I have been watching the post (or the mail if you call it that) in trepidation.

Recently, we took daughter back to university: you can’t do art studio and ceramics stuff at a distance online. So she has to chance it with our hurdy gurdy covid policy – let all the students catch it otherwise we’ll have to bail out the universities, and the private landlords will go bust and we can’t upset them because they vote for us and donate money, and we’ll just have to cross our fingers that not too many students develop serious chronic health conditions.

Anyway, that’s a digression. On the way back, after leaving the motorway, you have to run the gauntlet of speed cameras. I know where they are and have learnt to be careful, but you know how it is: you have been going along at 70 and have to re-adjust to slower roads, and you are tired after five hours driving and are nearly home, and perhaps you relax too much and don’t pay enough attention. I got through most of the cameras unscathed but was left wondering about the really nasty one which is obscured by bushes just after the speed limit changes from 40 to 30. It is one of those high-tech, bi-directional Truvelo D-CAMs with no flash and hardly any road markings. I was watching out but when I thought about it again it was half a mile behind and I had crept back above 30 with no memory of passing the camera or checking the speed.

I hate the things. They caught us on Lendal Bridge in York during the first week it was restricted to buses and taxis only. There were few signs or road markings. By the time we realised where we were going there was no alternative but to proceed across. A similar thing happened in Newcastle. We found ourselves unable to turn round with a choice of either entering a private car park or going through a ‘bus gate’. At least they provide nice photographs of you driving where you shouldn’t. And at least Newcastle let us off with a first-time warning, and York council had to refund the penalty after the Lendal Bridge restrictions were challenged and judged unlawful.

Penalty Notice, Lendal Bridge, York     Bus gate penalty warning, Newcastle

Remember how it used to be? There was a time near Selby in the blue mini (see blog header), in the days before servo-assisted anti-lock brakes, when, foot-down, I came round a bend to see a parked car on my side of the road and a bus coming towards me. I scraped past with a deep scratch along the side. There wasn’t a mark on the parked car but the man who had been peeing behind it had a dripping wet trouser leg. It gave new meaning to the phrase “making a run for it”.

In a later car, when I lived in north-east Scotland, I would do the 750-mile round trip home several times a year. In those days you could dash along for miles at ninety without much fear of offending the police. I once managed the one-way trip, with one rest stop and one petrol stop, in less than six hours. The smooth slate-grey colour of my exhaust pipe was the envy of every motor sport fan. On other occasions, when there was no traffic on the three miles of gradual descent on the motorway between Sheffield and Doncaster, that little car could do a hundred.

Still later, in 2001, I had a new Golf funded by travel expenses. Once it was well run-in I wondered how fast it could go but chickened out at a hundred and twenty (193 km/h) on the M1 south of Sheffield.

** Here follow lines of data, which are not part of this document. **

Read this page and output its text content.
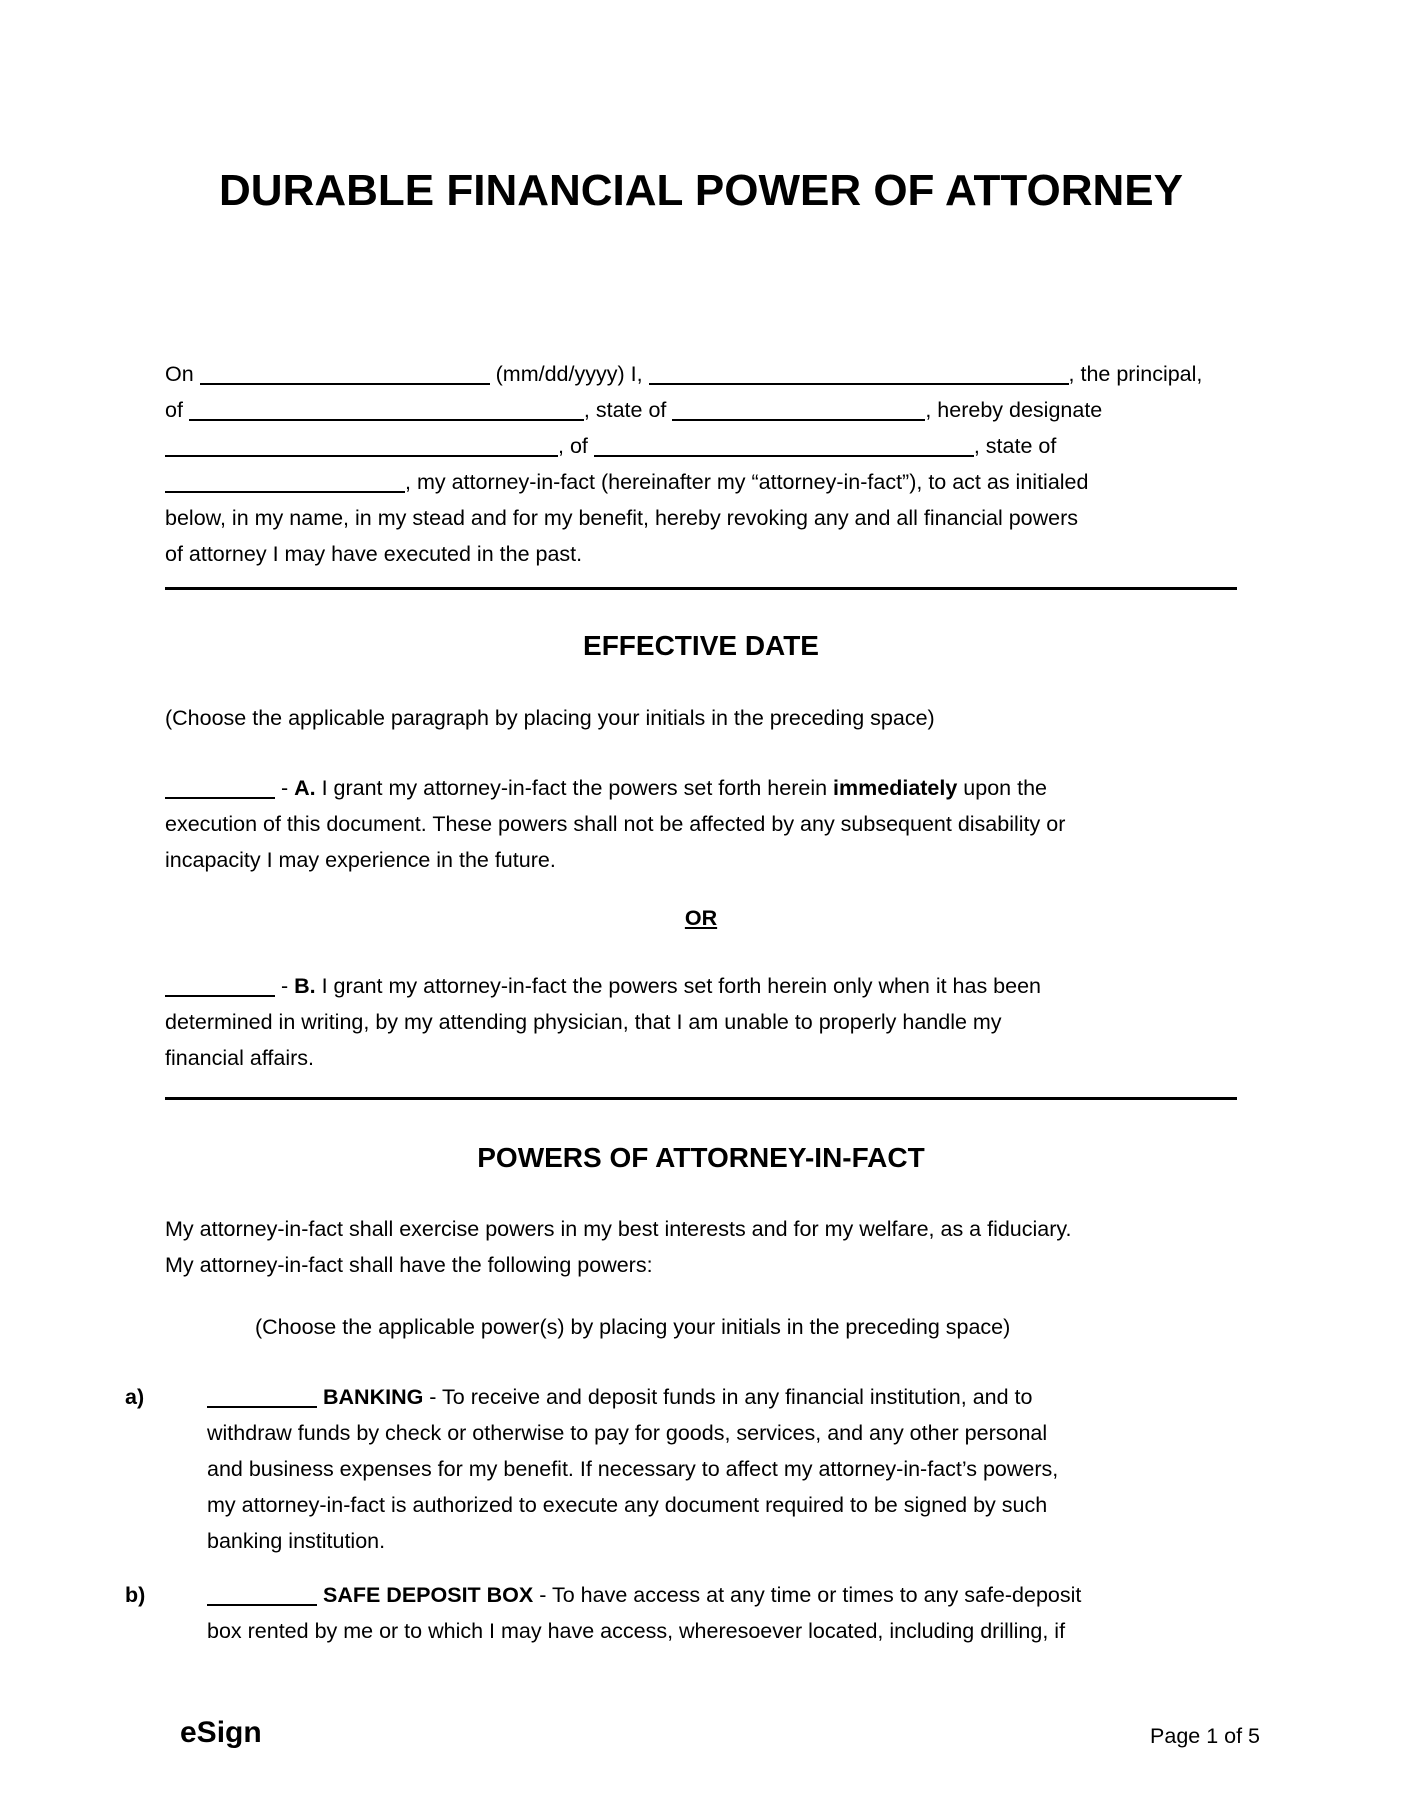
DURABLE FINANCIAL POWER OF ATTORNEY
On	(mm/dd/yyyy) I,	, the principal,
of	, state of	, hereby designate
, of	, state of
, my attorney-in-fact (hereinafter my “attorney-in-fact”), to act as initialed
below, in my name, in my stead and for my benefit, hereby revoking any and all financial powers
of attorney I may have executed in the past.
EFFECTIVE DATE
(Choose the applicable paragraph by placing your initials in the preceding space)
- A. I grant my attorney-in-fact the powers set forth herein immediately upon the
execution of this document. These powers shall not be affected by any subsequent disability or
incapacity I may experience in the future.
OR
- B. I grant my attorney-in-fact the powers set forth herein only when it has been
determined in writing, by my attending physician, that I am unable to properly handle my
financial affairs.
POWERS OF ATTORNEY-IN-FACT
My attorney-in-fact shall exercise powers in my best interests and for my welfare, as a fiduciary.
My attorney-in-fact shall have the following powers:
(Choose the applicable power(s) by placing your initials in the preceding space)
a)	BANKING - To receive and deposit funds in any financial institution, and to
withdraw funds by check or otherwise to pay for goods, services, and any other personal
and business expenses for my benefit. If necessary to affect my attorney-in-fact’s powers,
my attorney-in-fact is authorized to execute any document required to be signed by such
banking institution.
b)	SAFE DEPOSIT BOX - To have access at any time or times to any safe-deposit
box rented by me or to which I may have access, wheresoever located, including drilling, if
eSign	Page 1 of 5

Nowadays, the cameras would have you straight away, followed by a court appearance, a heavy fine and disqualification. Do it too many times and you would go to prison.

I only did that kind of thing a few times and would not do it at all now. These days, there is no alternative but to observe the limits. That’s a good thing. I know of too many tragedies to think otherwise. And I do try to keep to the limits all the time, we both do, particularly since someone close had to go on a special course after getting caught by a camera.

The university trip was nearly three weeks ago. You should be informed of camera transgressions within fourteen days. The post lady has just walked by. Nothing for us. I think I’m safe for now. But, it’s probably only a matter of time.

33 comments:

  1. I hope your daughter has a safe and healthy college time. I think traffic cameras should be (and in many places in the USA are) unlawful. They are known to be calibrated a bit incorrectly to result in more traffic fines. I hope you don't find a ticket in the mail.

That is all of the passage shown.